1975 Monteverdi Palm Beach.
By 1975 it was obvious the writing was on the wall for
the way things had been done in the era of US$2 a barrel oil but the Palm Beach,
shown at that year’s Geneva Motor Show was a fine final fling. The factory had had a convertible in the
catalogue for years but the Palm Beach was different and rather than being
a Monteverdi Berlinetta with roadster coachwork (as the appearance would suggest), it was based on the older High
Speed 375 C platform with which the company had built its reputation. It was thus the familiar combination of the
440 and TorqueFlite and the styling updates were an indication of how
things would have progressed had events in the Middle East not conspired
against it. Although promotional
material was prepared for the show and even a price was quoted (124,000 Swiss
Francs), the Palm Beach remained an exquisite one-off.
Monteverdis in the last days of the big blocks: 375/4 (front), 375/L (centre) and Palm Beach (rear).
Others in the trans-Atlantic ecosystem offered four-door
sedans including Facel Vega, Iso and De Tomaso but none offered a 7.2 litre big-block
V8 or rendered it in such a dramatic low-slung package as the Monteverdi 375/4. First shown at the 1971 Geneva Motor Show,
production didn’t begin until the following year but the big machine made an
impression on the press; big and heavy though it was, the aerodynamics must
have been better than a first glance would suggest because testers who took it
to Germany to run on the Autobahn (really its natural environment), found it
would run to a genuine 144 mph, (232 km/h), out-pacing even the Mercedes-Benz
300 SEL 6.3 which had for some time reigned as the fastest four door (although
the fastest of the Maserati Quattroportes might contest that).
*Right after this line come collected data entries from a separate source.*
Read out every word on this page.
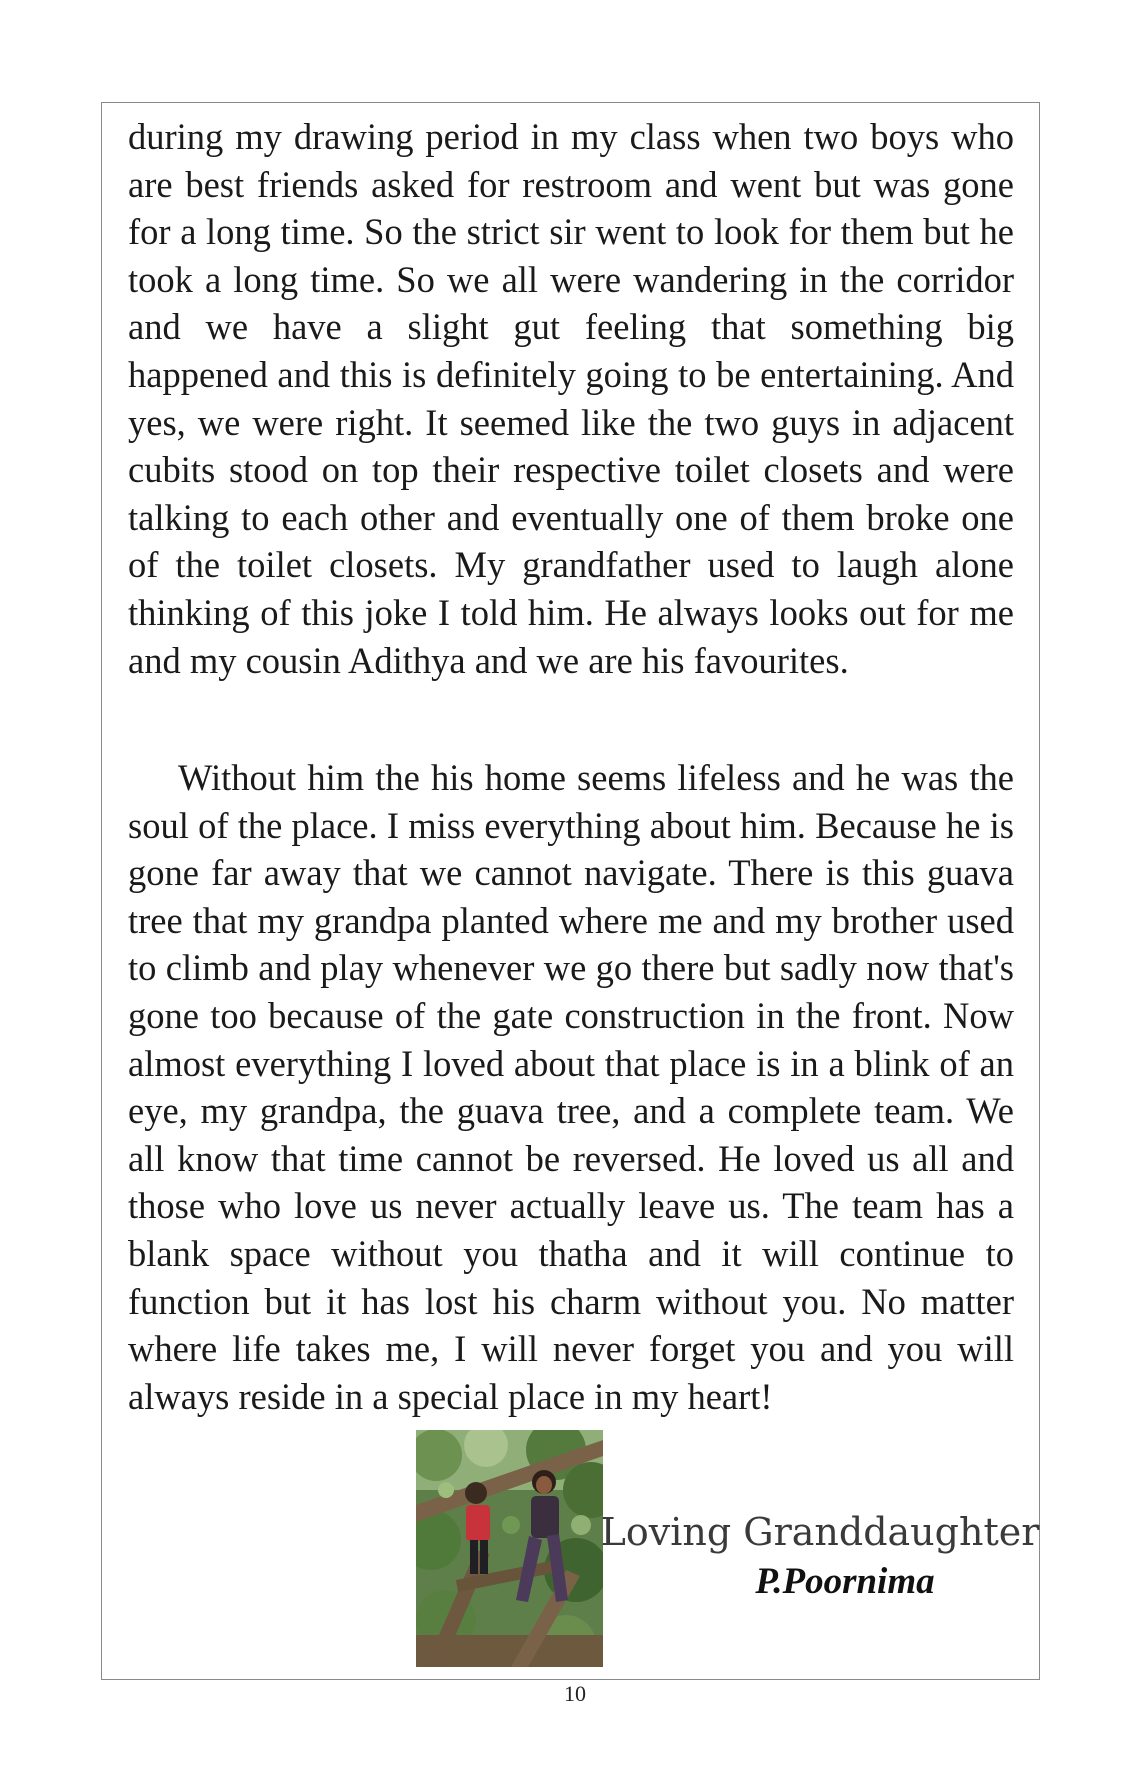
during my drawing period in my class when two boys who are best friends asked for restroom and went but was gone for a long time. So the strict sir went to look for them but he took a long time. So we all were wandering in the corridor and we have a slight gut feeling that something big happened and this is definitely going to be entertaining. And yes, we were right. It seemed like the two guys in adjacent cubits stood on top their respective toilet closets and were talking to each other and eventually one of them broke one of the toilet closets. My grandfather used to laugh alone thinking of this joke I told him. He always looks out for me and my cousin Adithya and we are his favourites.

Without him the his home seems lifeless and he was the soul of the place. I miss everything about him. Because he is gone far away that we cannot navigate. There is this guava tree that my grandpa planted where me and my brother used to climb and play whenever we go there but sadly now that's gone too because of the gate construction in the front. Now almost everything I loved about that place is in a blink of an eye, my grandpa, the guava tree, and a complete team. We all know that time cannot be reversed. He loved us all and those who love us never actually leave us. The team has a blank space without you thatha and it will continue to function but it has lost his charm without you. No matter where life takes me, I will never forget you and you will always reside in a special place in my heart!

Loving Granddaughter
P.Poornima
10
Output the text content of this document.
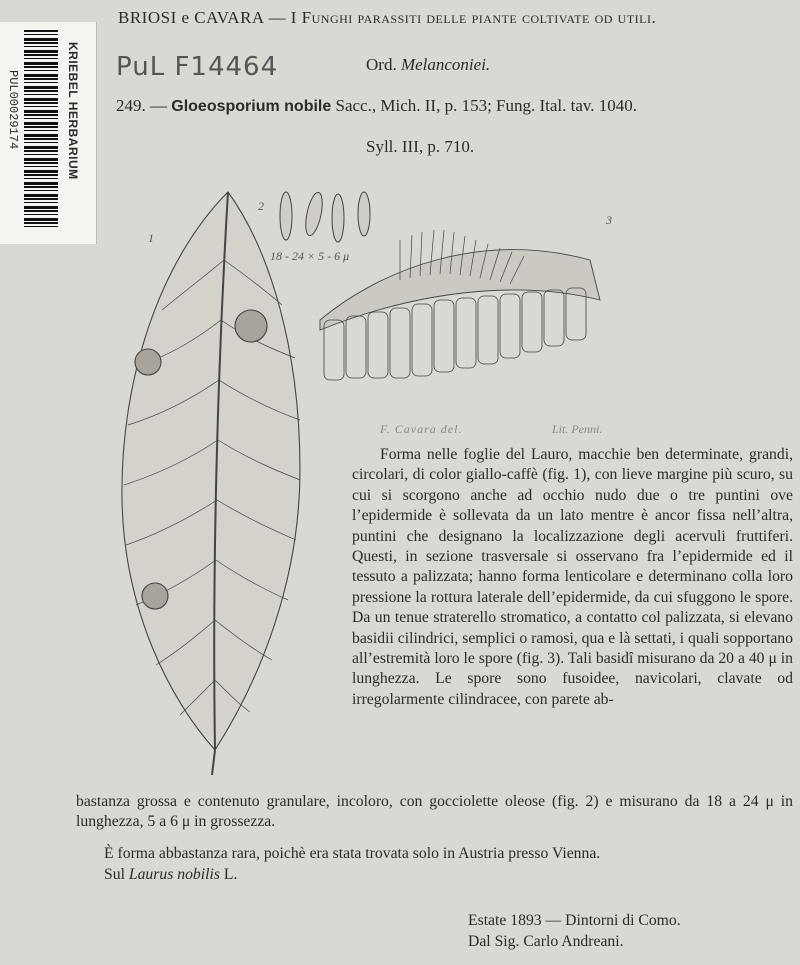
KRIEBEL HERBARIUM
PUL00029174
BRIOSI e CAVARA — I Funghi parassiti delle piante coltivate od utili.
PuL F14464	Ord. Melanconiei.
249. — Gloeosporium nobile Sacc., Mich. II, p. 153; Fung. Ital. tav. 1040.
Syll. III, p. 710.
1
2
18 - 24 × 5 - 6 μ
3
F. Cavara del.	Lit. Penni.
Forma nelle foglie del Lauro, macchie ben determinate, grandi, circolari, di color giallo-caffè (fig. 1), con lieve margine più scuro, su cui si scorgono anche ad occhio nudo due o tre puntini ove l’epidermide è sollevata da un lato mentre è ancor fissa nell’altra, puntini che designano la localizzazione degli acervuli fruttiferi. Questi, in sezione trasversale si osservano fra l’epidermide ed il tessuto a palizzata; hanno forma lenticolare e determinano colla loro pressione la rottura laterale dell’epidermide, da cui sfuggono le spore. Da un tenue straterello stromatico, a contatto col palizzata, si elevano basidii cilindrici, semplici o ramosi, qua e là settati, i quali sopportano all’estremità loro le spore (fig. 3). Tali basidî misurano da 20 a 40 μ in lunghezza. Le spore sono fusoidee, navicolari, clavate od irregolarmente cilindracee, con parete ab-
bastanza grossa e contenuto granulare, incoloro, con gocciolette oleose (fig. 2) e misurano da 18 a 24 μ in lunghezza, 5 a 6 μ in grossezza.
È forma abbastanza rara, poichè era stata trovata solo in Austria presso Vienna.
Sul Laurus nobilis L.
Estate 1893 — Dintorni di Como.
Dal Sig. Carlo Andreani.
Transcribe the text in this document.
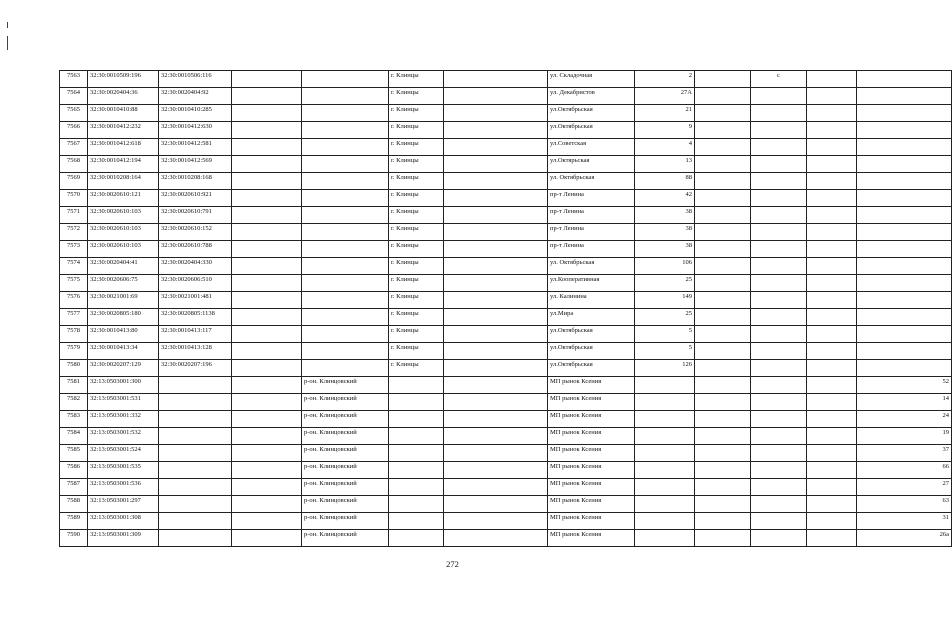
7563	32:30:0010509:196	32:30:0010506:116			г. Клинцы		ул. Складочная	2		с		
7564	32:30:0020404:36	32:30:0020404:92			г. Клинцы		ул. Декабристов	27А				
7565	32:30:0010410:88	32:30:0010410:285			г. Клинцы		ул.Октябрьская	21				
7566	32:30:0010412:232	32:30:0010412:630			г. Клинцы		ул.Октябрьская	9				
7567	32:30:0010412:618	32:30:0010412:581			г. Клинцы		ул.Советская	4				
7568	32:30:0010412:194	32:30:0010412:569			г. Клинцы		ул.Октярьская	13				
7569	32:30:0010208:164	32:30:0010208:168			г. Клинцы		ул. Октябрьская	88				
7570	32:30:0020610:121	32:30:0020610:921			г. Клинцы		пр-т Ленина	42				
7571	32:30:0020610:103	32:30:0020610:791			г. Клинцы		пр-т Ленина	38				
7572	32:30:0020610:103	32:30:0020610:152			г. Клинцы		пр-т Ленина	38				
7573	32:30:0020610:103	32:30:0020610:788			г. Клинцы		пр-т Ленина	38				
7574	32:30:0020404:41	32:30:0020404:330			г. Клинцы		ул. Октябрьская	106				
7575	32:30:0020606:75	32:30:0020606:510			г. Клинцы		ул.Кооперативная	25				
7576	32:30:0021001:69	32:30:0021001:481			г. Клинцы		ул. Калинина	149				
7577	32:30:0020805:180	32:30:0020805:1138			г. Клинцы		ул.Мира	25				
7578	32:30:0010413:80	32:30:0010413:117			г. Клинцы		ул.Октябрьская	5				
7579	32:30:0010413:34	32:30:0010413:128			г. Клинцы		ул.Октябрьская	5				
7580	32:30:0020207:129	32:30:0020207:196			г. Клинцы		ул.Октябрьская	126				
7581	32:13:0503001:300			р-он. Клинцовский			МП рынок Ксения					52
7582	32:13:0503001:531			р-он. Клинцовский			МП рынок Ксения					14
7583	32:13:0503001:332			р-он. Клинцовский			МП рынок Ксения					24
7584	32:13:0503001:532			р-он. Клинцовский			МП рынок Ксения					19
7585	32:13:0503001:524			р-он. Клинцовский			МП рынок Ксения					37
7586	32:13:0503001:535			р-он. Клинцовский			МП рынок Ксения					66
7587	32:13:0503001:536			р-он. Клинцовский			МП рынок Ксения					27
7588	32:13:0503001:297			р-он. Клинцовский			МП рынок Ксения					63
7589	32:13:0503001:308			р-он. Клинцовский			МП рынок Ксения					31
7590	32:13:0503001:309			р-он. Клинцовский			МП рынок Ксения					26а
272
Regular production of the 375/4 ended in 1973
although it remained available on special order with some demand from the
Middle East (where the price of fuel was wasn’t much thought about when filling
up) and it’s believed as many as 34 had been built when the last was delivered
in 1975. The last of them looked as good
as the first although it wasn’t as fast, the later 440s detuned to meet US
emission control rules although 120 mph (195 km/h) was still possible.